4.この世の悪性
遅くなりました! すみません!
――ダンジョン最奥。
そこでは、一人の女性がニタリとわらっていた。
紫の長い髪に、豊満な身体つき。薄暗闇の中において、顔立ちだけはハッキリとしない。だがそれでも、彼女が邪悪な笑みを浮かべているのだけは分かった。
「また、馬鹿な追跡者が一人――この地上にやってきたようですね」
そして、そう口にする。
出てきた言葉は常識とかけ離れたもの。
しかしそれでも、浮世離れした彼女の雰囲気なら間違いでないと思われた。そんな彼女はくすくすと、笑いを堪えられないようにしながら、ゆっくりと――自身の従えるそれの頭を撫でる。
艶やかな仕草で首筋に手を這わせて、また女性は笑った。
撫でられた魔物――『ヒュドラ』は従順に、まるでかしずくように。主であるその人物に、静かに頭を垂れるような動きを見せるのだ。

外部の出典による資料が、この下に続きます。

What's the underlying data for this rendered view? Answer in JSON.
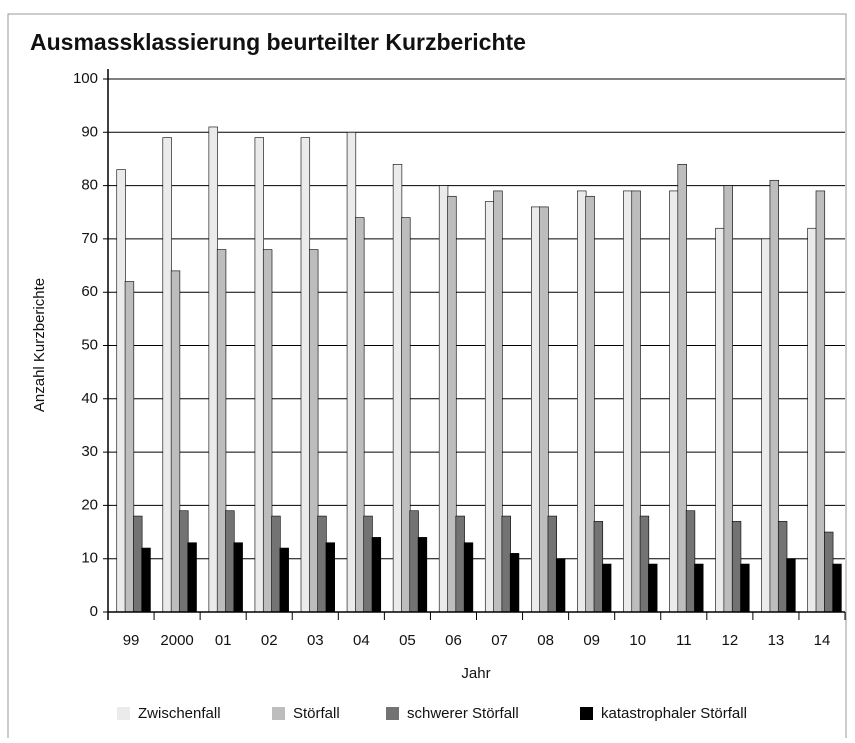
{
  "chart_data": {
    "type": "bar",
    "title": "Ausmassklassierung beurteilter Kurzberichte",
    "xlabel": "Jahr",
    "ylabel": "Anzahl Kurzberichte",
    "categories": [
      "99",
      "2000",
      "01",
      "02",
      "03",
      "04",
      "05",
      "06",
      "07",
      "08",
      "09",
      "10",
      "11",
      "12",
      "13",
      "14"
    ],
    "series": [
      {
        "name": "Zwischenfall",
        "color": "#ebebeb",
        "values": [
          83,
          89,
          91,
          89,
          89,
          90,
          84,
          80,
          77,
          76,
          79,
          79,
          79,
          72,
          70,
          72
        ]
      },
      {
        "name": "Störfall",
        "color": "#bdbdbd",
        "values": [
          62,
          64,
          68,
          68,
          68,
          74,
          74,
          78,
          79,
          76,
          78,
          79,
          84,
          80,
          81,
          79
        ]
      },
      {
        "name": "schwerer Störfall",
        "color": "#737373",
        "values": [
          18,
          19,
          19,
          18,
          18,
          18,
          19,
          18,
          18,
          18,
          17,
          18,
          19,
          17,
          17,
          15
        ]
      },
      {
        "name": "katastrophaler Störfall",
        "color": "#000000",
        "values": [
          12,
          13,
          13,
          12,
          13,
          14,
          14,
          13,
          11,
          10,
          9,
          9,
          9,
          9,
          10,
          9
        ]
      }
    ],
    "ylim": [
      0,
      100
    ],
    "yticks": [
      0,
      10,
      20,
      30,
      40,
      50,
      60,
      70,
      80,
      90,
      100
    ],
    "grid": true,
    "legend": "bottom"
  }
}
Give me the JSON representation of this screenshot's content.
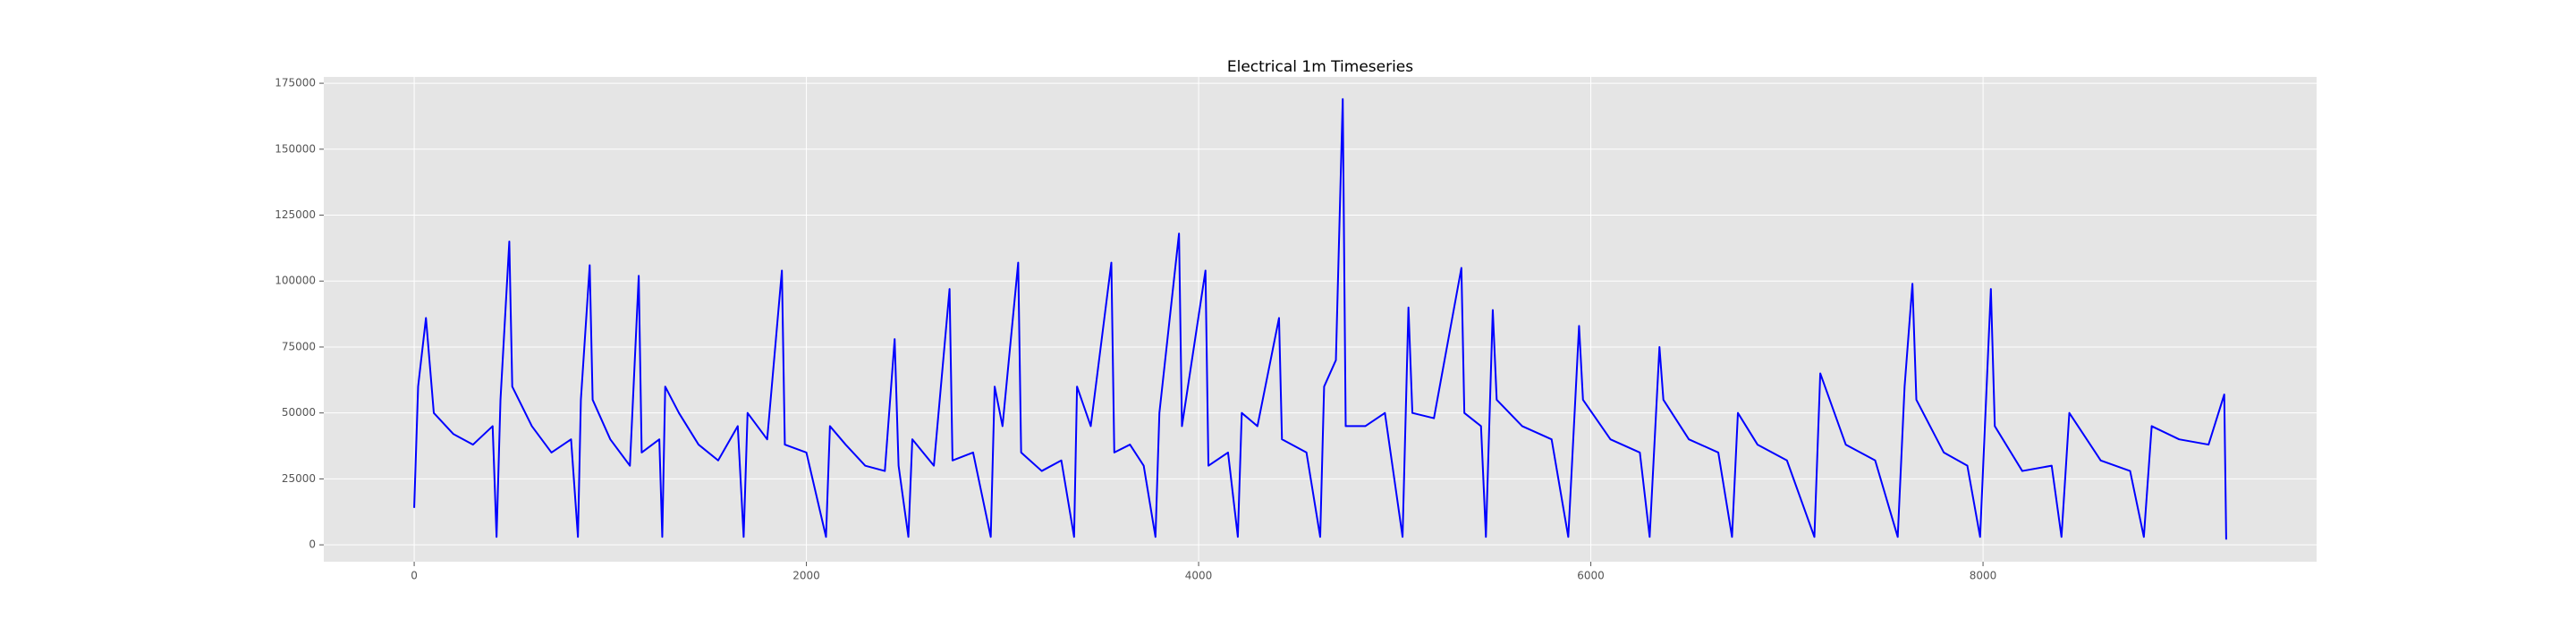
{
  "chart_data": {
    "type": "line",
    "title": "Electrical 1m Timeseries",
    "x": [
      0,
      20,
      60,
      100,
      200,
      300,
      400,
      420,
      440,
      485,
      500,
      600,
      700,
      800,
      835,
      850,
      895,
      910,
      1000,
      1100,
      1145,
      1160,
      1250,
      1265,
      1280,
      1350,
      1450,
      1550,
      1650,
      1680,
      1700,
      1800,
      1875,
      1890,
      2000,
      2100,
      2120,
      2200,
      2300,
      2400,
      2450,
      2470,
      2520,
      2540,
      2650,
      2730,
      2745,
      2850,
      2940,
      2960,
      3000,
      3080,
      3095,
      3200,
      3300,
      3365,
      3380,
      3450,
      3555,
      3570,
      3650,
      3720,
      3780,
      3800,
      3900,
      3915,
      4035,
      4050,
      4150,
      4200,
      4220,
      4300,
      4410,
      4425,
      4550,
      4620,
      4640,
      4700,
      4735,
      4750,
      4850,
      4950,
      5040,
      5070,
      5090,
      5200,
      5340,
      5355,
      5440,
      5465,
      5500,
      5520,
      5650,
      5800,
      5885,
      5940,
      5960,
      6100,
      6250,
      6300,
      6350,
      6370,
      6500,
      6650,
      6720,
      6750,
      6850,
      7000,
      7140,
      7170,
      7300,
      7450,
      7565,
      7600,
      7640,
      7660,
      7800,
      7920,
      7985,
      8040,
      8060,
      8200,
      8350,
      8400,
      8440,
      8600,
      8750,
      8820,
      8860,
      9000,
      9150,
      9230,
      9240
    ],
    "series": [
      {
        "color": "#0000ff",
        "values": [
          14000,
          60000,
          86000,
          50000,
          42000,
          38000,
          45000,
          3000,
          55000,
          115000,
          60000,
          45000,
          35000,
          40000,
          3000,
          55000,
          106000,
          55000,
          40000,
          30000,
          102000,
          35000,
          40000,
          3000,
          60000,
          50000,
          38000,
          32000,
          45000,
          3000,
          50000,
          40000,
          104000,
          38000,
          35000,
          3000,
          45000,
          38000,
          30000,
          28000,
          78000,
          30000,
          3000,
          40000,
          30000,
          97000,
          32000,
          35000,
          3000,
          60000,
          45000,
          107000,
          35000,
          28000,
          32000,
          3000,
          60000,
          45000,
          107000,
          35000,
          38000,
          30000,
          3000,
          50000,
          118000,
          45000,
          104000,
          30000,
          35000,
          3000,
          50000,
          45000,
          86000,
          40000,
          35000,
          3000,
          60000,
          70000,
          169000,
          45000,
          45000,
          50000,
          3000,
          90000,
          50000,
          48000,
          105000,
          50000,
          45000,
          3000,
          89000,
          55000,
          45000,
          40000,
          3000,
          83000,
          55000,
          40000,
          35000,
          3000,
          75000,
          55000,
          40000,
          35000,
          3000,
          50000,
          38000,
          32000,
          3000,
          65000,
          38000,
          32000,
          3000,
          60000,
          99000,
          55000,
          35000,
          30000,
          3000,
          97000,
          45000,
          28000,
          30000,
          3000,
          50000,
          32000,
          28000,
          3000,
          45000,
          40000,
          38000,
          57000,
          2000
        ]
      }
    ],
    "xlim": [
      -461,
      9701
    ],
    "ylim": [
      -6400,
      177400
    ],
    "xticks": [
      0,
      2000,
      4000,
      6000,
      8000
    ],
    "yticks": [
      0,
      25000,
      50000,
      75000,
      100000,
      125000,
      150000,
      175000
    ],
    "grid": true
  }
}
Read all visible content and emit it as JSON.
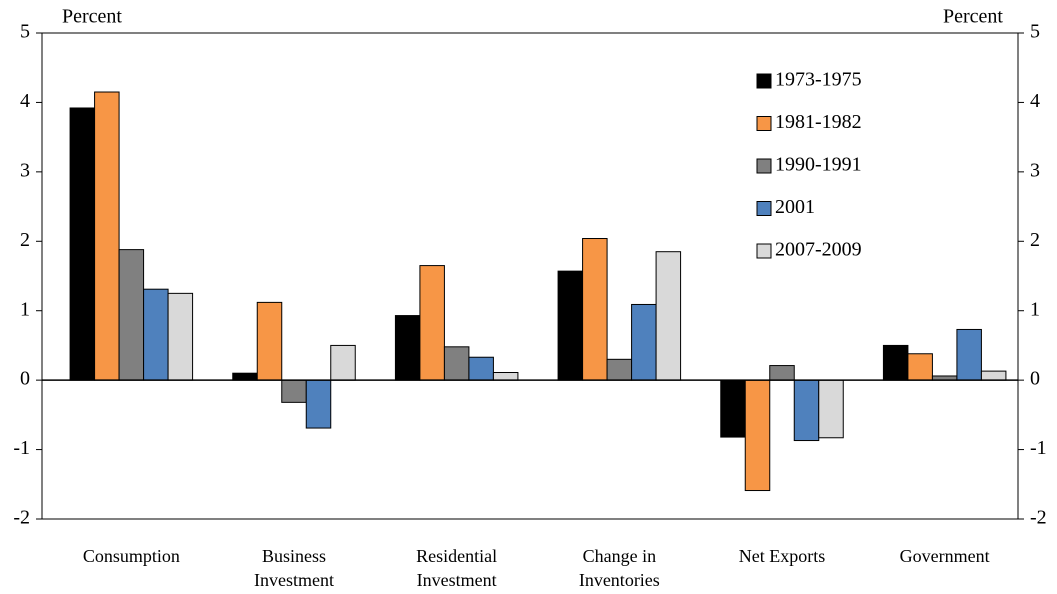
{
  "chart_data": {
    "type": "bar",
    "y_label": "Percent",
    "y2_label": "Percent",
    "categories": [
      "Consumption",
      "Business Investment",
      "Residential Investment",
      "Change in Inventories",
      "Net Exports",
      "Government"
    ],
    "series": [
      {
        "name": "1973-1975",
        "color": "#000000",
        "values": [
          3.92,
          0.1,
          0.93,
          1.57,
          -0.82,
          0.5
        ]
      },
      {
        "name": "1981-1982",
        "color": "#f79646",
        "values": [
          4.15,
          1.12,
          1.65,
          2.04,
          -1.59,
          0.38
        ]
      },
      {
        "name": "1990-1991",
        "color": "#808080",
        "values": [
          1.88,
          -0.32,
          0.48,
          0.3,
          0.21,
          0.06
        ]
      },
      {
        "name": "2001",
        "color": "#4f81bd",
        "values": [
          1.31,
          -0.69,
          0.33,
          1.09,
          -0.87,
          0.73
        ]
      },
      {
        "name": "2007-2009",
        "color": "#d9d9d9",
        "values": [
          1.25,
          0.5,
          0.11,
          1.85,
          -0.83,
          0.13
        ]
      }
    ],
    "ylim": [
      -2,
      5
    ],
    "yticks": [
      -2,
      -1,
      0,
      1,
      2,
      3,
      4,
      5
    ],
    "y2lim": [
      -2,
      5
    ],
    "y2ticks": [
      -2,
      -1,
      0,
      1,
      2,
      3,
      4,
      5
    ],
    "grid": false,
    "legend": "top-right"
  }
}
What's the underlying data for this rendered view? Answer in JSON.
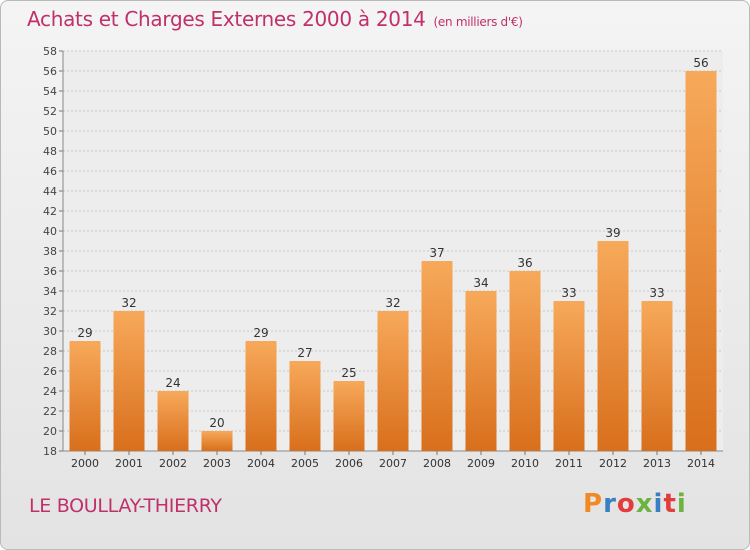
{
  "header": {
    "title": "Achats et Charges Externes 2000 à 2014",
    "unit": "(en milliers d'€)"
  },
  "footer": {
    "commune": "LE BOULLAY-THIERRY",
    "logo_text": "Proxiti"
  },
  "colors": {
    "title": "#c0306a",
    "bar_top": "#f7a95a",
    "bar_bottom": "#d86f1c",
    "logo": [
      "#f08a24",
      "#3a7fc1",
      "#e23c3c",
      "#6cb33f",
      "#3a7fc1",
      "#e23c3c",
      "#6cb33f"
    ]
  },
  "chart_data": {
    "type": "bar",
    "categories": [
      "2000",
      "2001",
      "2002",
      "2003",
      "2004",
      "2005",
      "2006",
      "2007",
      "2008",
      "2009",
      "2010",
      "2011",
      "2012",
      "2013",
      "2014"
    ],
    "values": [
      29,
      32,
      24,
      20,
      29,
      27,
      25,
      32,
      37,
      34,
      36,
      33,
      39,
      33,
      56
    ],
    "ylim": [
      18,
      58
    ],
    "yticks": [
      18,
      20,
      22,
      24,
      26,
      28,
      30,
      32,
      34,
      36,
      38,
      40,
      42,
      44,
      46,
      48,
      50,
      52,
      54,
      56,
      58
    ],
    "grid": true,
    "data_labels": true
  }
}
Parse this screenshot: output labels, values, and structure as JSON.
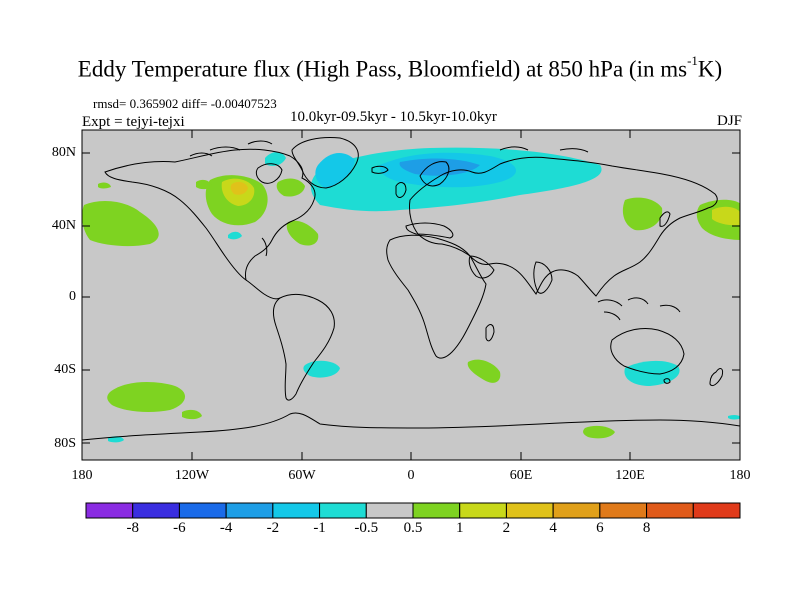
{
  "title": {
    "main": "Eddy Temperature flux (High Pass, Bloomfield) at 850 hPa (in ms",
    "sup": "-1",
    "tail": "K)"
  },
  "subtitle": {
    "rmsd": "rmsd= 0.365902 diff= -0.00407523",
    "expt": "Expt = tejyi-tejxi",
    "period": "10.0kyr-09.5kyr - 10.5kyr-10.0kyr",
    "season": "DJF"
  },
  "axes": {
    "lat_ticks": [
      "80N",
      "40N",
      "0",
      "40S",
      "80S"
    ],
    "lon_ticks": [
      "180",
      "120W",
      "60W",
      "0",
      "60E",
      "120E",
      "180"
    ]
  },
  "colorbar": {
    "colors": [
      "#8a2be2",
      "#3a2ee0",
      "#1a6ae8",
      "#1e9ee6",
      "#14c8e8",
      "#1edcd4",
      "#c8c8c8",
      "#7ed321",
      "#c8d81a",
      "#e0c21a",
      "#e0a01a",
      "#e07a1a",
      "#e05a1a",
      "#e03a1a"
    ],
    "labels": [
      "-8",
      "-6",
      "-4",
      "-2",
      "-1",
      "-0.5",
      "0.5",
      "1",
      "2",
      "4",
      "6",
      "8"
    ]
  },
  "map": {
    "background": "#c8c8c8",
    "land_outline": "#000000"
  }
}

「しかも、試しに出向いてみてみれば……一人では何も出来ない。そんな出来損ないを使わされるとは、このインドラも舐められたものですね」
ヒュドラの近くを浮遊する女性――インドラは、だが不意に不快そうな言葉を発した。その意味を知る者はその場には彼女しかいない。おおよそ人語を介すると思われるのは、この場には彼女しかいなかった。もっとも、そうだとしても、インドラの意を汲み取る者がいるとは思わなかったが……。
けれども、その名前は突然に零れた。
「それにしても――アルフレッド、ですか」
それは、一人の青年のもの。
彼の名を口にしたインドラは、ふっと目を細めた。
「あの人間だけは、注意した方が良さそうですわね。それでも――」
そしてもう一度、ニタリと笑って。
「この女神インドラ・アルメドラには、届かないでしょうけどね」
一人の女神がそう口にした。
神と呼ぶにはあまりにも、邪悪なその笑みを湛えて。
ダンジョン最奥の魔素が充満するその空間で、一つの悪が渦巻いていた。